I'm confused on how the algebra would work to get from $5^{\lceil \frac x 2 \rceil}$ to change it to $(x+1)\over 2$ in the ceiling function itself.
The wording of the question is still unclear and the notation inconsistent, but I'll take a chance that you are really asking about $5^{\lceil(x+1)/2\rceil}$ and not $5^{\lceil x+(1/2)\rceil}$ on the right-hand side of the equation.
Although you cannot prove a general fact just by looking at a few examples, sometimes it helps to look at examples anyway, especially if you do not know exactly what fact you are trying to prove. A few examples can give a hint about a general pattern.
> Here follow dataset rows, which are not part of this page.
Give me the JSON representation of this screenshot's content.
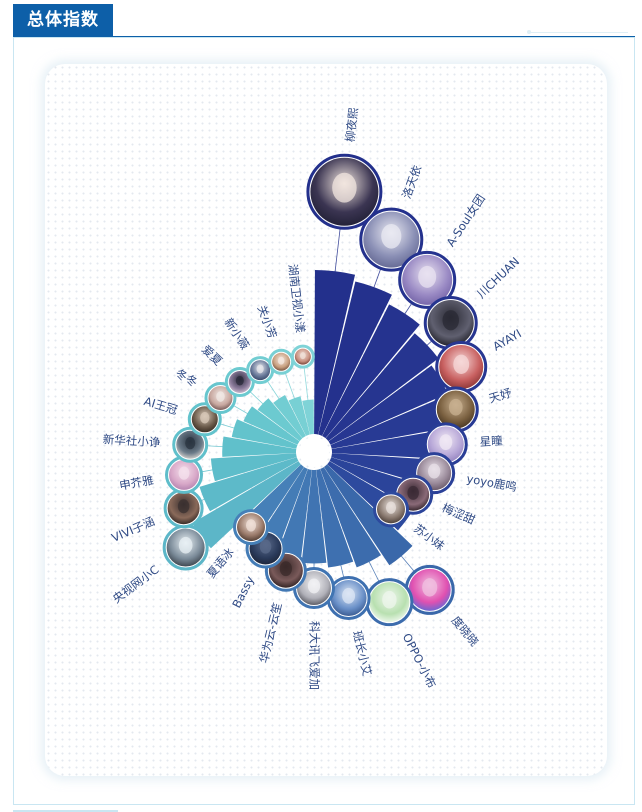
{
  "header": {
    "title": "总体指数"
  },
  "chart_data": {
    "type": "radial_bar",
    "title": "总体指数",
    "scale_max": 100,
    "series": [
      {
        "name": "柳夜熙",
        "value": 100,
        "color": "#23308c",
        "palette": [
          "#f2e6df",
          "#3b3552",
          "#1a1a2e"
        ]
      },
      {
        "name": "洛天依",
        "value": 96,
        "color": "#24318d",
        "palette": [
          "#eaeaf2",
          "#8a8fb5",
          "#5a5e8a"
        ]
      },
      {
        "name": "A-Soul女团",
        "value": 90,
        "color": "#25338f",
        "palette": [
          "#e8e2f0",
          "#9a8ac4",
          "#6a5aa0"
        ]
      },
      {
        "name": "川CHUAN",
        "value": 84,
        "color": "#263590",
        "palette": [
          "#2a2a34",
          "#606070",
          "#111118"
        ]
      },
      {
        "name": "AYAYI",
        "value": 78,
        "color": "#273792",
        "palette": [
          "#f6d8d8",
          "#c86060",
          "#7a2a2a"
        ]
      },
      {
        "name": "天妤",
        "value": 73,
        "color": "#283a94",
        "palette": [
          "#c8b090",
          "#7a6040",
          "#3a2a1a"
        ]
      },
      {
        "name": "星瞳",
        "value": 70,
        "color": "#293d96",
        "palette": [
          "#f0e8f4",
          "#b8a8d8",
          "#8878b8"
        ]
      },
      {
        "name": "yoyo鹿鸣",
        "value": 68,
        "color": "#2a4098",
        "palette": [
          "#e8e0e8",
          "#9a8a9a",
          "#5a4a5a"
        ]
      },
      {
        "name": "梅涩甜",
        "value": 63,
        "color": "#2b449a",
        "palette": [
          "#3a2a34",
          "#8a6a78",
          "#1a1014"
        ]
      },
      {
        "name": "苏小妹",
        "value": 59,
        "color": "#2d4a9e",
        "palette": [
          "#e8e0dc",
          "#8a7a70",
          "#3a2e28"
        ]
      },
      {
        "name": "度晓晓",
        "value": 72,
        "color": "#3a68aa",
        "palette": [
          "#f0c0e0",
          "#e050b0",
          "#4070e0"
        ]
      },
      {
        "name": "OPPO-小布",
        "value": 64,
        "color": "#3c6cad",
        "palette": [
          "#eef6ec",
          "#b8e0b0",
          "#ffffff"
        ]
      },
      {
        "name": "班长小艾",
        "value": 60,
        "color": "#3e70b0",
        "palette": [
          "#dce6f4",
          "#6a90c8",
          "#2a4a80"
        ]
      },
      {
        "name": "科大讯飞爱加",
        "value": 57,
        "color": "#4074b2",
        "palette": [
          "#f2f2f4",
          "#b0b0b8",
          "#404048"
        ]
      },
      {
        "name": "华为云-云笙",
        "value": 53,
        "color": "#4278b4",
        "palette": [
          "#3a2a2a",
          "#7a5a5a",
          "#1a1010"
        ]
      },
      {
        "name": "Bassy",
        "value": 47,
        "color": "#447cb6",
        "palette": [
          "#5a6a8a",
          "#2a3a5a",
          "#1a2030"
        ]
      },
      {
        "name": "夏语冰",
        "value": 41,
        "color": "#4680b8",
        "palette": [
          "#f0e0d8",
          "#9a7a6a",
          "#3a2a22"
        ]
      },
      {
        "name": "央视网小C",
        "value": 75,
        "color": "#5cb6c8",
        "palette": [
          "#e8f0f4",
          "#7a8a98",
          "#2a3038"
        ]
      },
      {
        "name": "VIVI子涵",
        "value": 62,
        "color": "#5dbac9",
        "palette": [
          "#3a3030",
          "#8a6a5a",
          "#1a1414"
        ]
      },
      {
        "name": "申芥雅",
        "value": 52,
        "color": "#5ebdca",
        "palette": [
          "#f4e0ec",
          "#d8a8c8",
          "#a878a8"
        ]
      },
      {
        "name": "新华社小诤",
        "value": 45,
        "color": "#60c0cb",
        "palette": [
          "#2a3440",
          "#6a7a88",
          "#f0e8e0"
        ]
      },
      {
        "name": "AI王冠",
        "value": 40,
        "color": "#63c3cc",
        "palette": [
          "#d8c8b8",
          "#6a5a4a",
          "#2a2018"
        ]
      },
      {
        "name": "冬冬",
        "value": 36,
        "color": "#67c6ce",
        "palette": [
          "#f0e8e4",
          "#c8a8a0",
          "#5a4040"
        ]
      },
      {
        "name": "爱夏",
        "value": 32,
        "color": "#6ccad0",
        "palette": [
          "#2a2a3a",
          "#8a7a9a",
          "#e0d0e0"
        ]
      },
      {
        "name": "新小薇",
        "value": 28,
        "color": "#72cdd2",
        "palette": [
          "#e8e8ec",
          "#6a7a9a",
          "#2a3a5a"
        ]
      },
      {
        "name": "关小芳",
        "value": 24,
        "color": "#78d0d4",
        "palette": [
          "#f4e8e0",
          "#c8a080",
          "#5a3a2a"
        ]
      },
      {
        "name": "湖南卫视小漾",
        "value": 21,
        "color": "#7fd3d7",
        "palette": [
          "#f0e0d8",
          "#c89080",
          "#5a2a20"
        ]
      }
    ]
  }
}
The ceiling function $\left\lceil \frac x2 \right\rceil$ increases by $1$ whenever $x$ increases by $2$, that is, $$\left\lceil \frac 12 \right\rceil = 1, \quad \left\lceil \frac 22 \right\rceil = 1, \quad \left\lceil \frac 32 \right\rceil = 2, \quad \left\lceil \frac 42 \right\rceil = 2, \quad \left\lceil \frac 52 \right\rceil = 3,$$ and so forth. So a few examples of the known parts of your equation (the $5^n$ pieces on the left-hand and right-hand sides) with $x=1,2,3,4,5,6$ gives this:
\begin{align} 5^{\lceil 1/2 \rceil} &= 5 & 5^{\lceil(1+1)/2\rceil} &= 5 \\ 5^{\lceil 2/2 \rceil} &= 5 & 5^{\lceil(2+1)/2\rceil} &= 25 \\ 5^{\lceil 3/2 \rceil} &= 25 & 5^{\lceil(3+1)/2\rceil} &= 25 \\ 5^{\lceil 4/2 \rceil} &= 25 & 5^{\lceil(4+1)/2\rceil} &= 125 \\ 5^{\lceil 5/2 \rceil} &= 125 & 5^{\lceil(5+1)/2\rceil} &= 125 \\ 5^{\lceil 6/2 \rceil} &= 125 & 5^{\lceil(6+1)/2\rceil} &= 625 \end{align}
You may notice a pattern. Actually you should notice two patterns, one for the cases where $x$ is even and a different pattern for the cases where $x$ is odd.
It is perfectly OK for a fact to have separate statements for when $x$ is even and when $x$ is odd, or for an inductive proof to have two different cases for the inductive step, one for $n$ even and one for $n$ odd.